Column names with "_" raises KeyError in pivot_table
crucis opened this issue · comments
The following example:
df = ks.DataFrame({"ui": ['C', 'D', 'D', 'C'],
"foo": ['one', 'one', 'two', 'two'],
"bar": ['A', 'A', 'B', 'C'],
"ar_a": [1, 2, 2, 2],
"baz_d": [1, 2, 3, 4]}, columns=['ui', 'foo', 'bar', 'baz_d', 'ar_a'])
df.pivot_table(index=['ui','foo'] , columns='bar', values=['baz_d', 'ar_a'], aggfunc='first')
Raises the following error:
---------------------------------------------------------------------------
KeyError Traceback (most recent call last)
<command-4107535394601475> in <module>
----> 1 df.pivot_table(index=['ui','foo'] , columns='bar', values=['baz_d', 'ar_a'], aggfunc='first')
/databricks/python/lib/python3.8/site-packages/databricks/koalas/usage_logging/__init__.py in wrapper(*args, **kwargs)
193 start = time.perf_counter()
194 try:
--> 195 res = func(*args, **kwargs)
196 logger.log_success(
197 class_name, function_name, time.perf_counter() - start, signature
/databricks/python/lib/python3.8/site-packages/databricks/koalas/frame.py in pivot_table(self, values, index, columns, aggfunc, fill_value)

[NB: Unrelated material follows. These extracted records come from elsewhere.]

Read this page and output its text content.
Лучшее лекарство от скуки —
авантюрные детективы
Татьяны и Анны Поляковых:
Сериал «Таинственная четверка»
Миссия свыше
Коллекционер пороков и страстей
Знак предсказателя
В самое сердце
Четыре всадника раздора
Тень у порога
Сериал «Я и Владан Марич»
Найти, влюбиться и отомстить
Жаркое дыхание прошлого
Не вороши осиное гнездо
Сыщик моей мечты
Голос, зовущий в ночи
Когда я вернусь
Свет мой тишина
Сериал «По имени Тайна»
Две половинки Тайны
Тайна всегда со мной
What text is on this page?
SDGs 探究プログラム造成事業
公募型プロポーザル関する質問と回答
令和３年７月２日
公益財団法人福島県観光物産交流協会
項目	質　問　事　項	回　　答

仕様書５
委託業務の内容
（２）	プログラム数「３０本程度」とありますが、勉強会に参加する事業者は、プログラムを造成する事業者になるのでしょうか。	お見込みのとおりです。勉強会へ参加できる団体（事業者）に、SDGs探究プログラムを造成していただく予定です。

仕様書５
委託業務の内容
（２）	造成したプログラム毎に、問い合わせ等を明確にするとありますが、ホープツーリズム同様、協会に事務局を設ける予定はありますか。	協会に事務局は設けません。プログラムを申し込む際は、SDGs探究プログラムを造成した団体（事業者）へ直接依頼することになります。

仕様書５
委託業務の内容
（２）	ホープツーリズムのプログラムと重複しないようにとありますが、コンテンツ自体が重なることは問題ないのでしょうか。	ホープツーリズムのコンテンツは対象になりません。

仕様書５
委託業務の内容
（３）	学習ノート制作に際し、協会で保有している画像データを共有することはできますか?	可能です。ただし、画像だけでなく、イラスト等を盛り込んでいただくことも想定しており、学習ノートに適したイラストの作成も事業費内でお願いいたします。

6080 zip(self._internal.data_spark_column_names, self._internal.column_labels)
6081 )
-> 6082 column_labels = [
6083 tuple(list(column_name_to_index[name.split("_")[1]]) + [name.split("_")[0]])
6084 for name in data_columns
/databricks/python/lib/python3.8/site-packages/databricks/koalas/frame.py in <listcomp>(.0)
6081 )
6082 column_labels = [
-> 6083 tuple(list(column_name_to_index[name.split("_")[1]]) + [name.split("_")[0]])
6084 for name in data_columns
6085 ]
KeyError: 'ar'
Is snake_case not supported in koalas DataFrame?
Thanks for the report!!
Seems like bug in Koalas, we should fix this.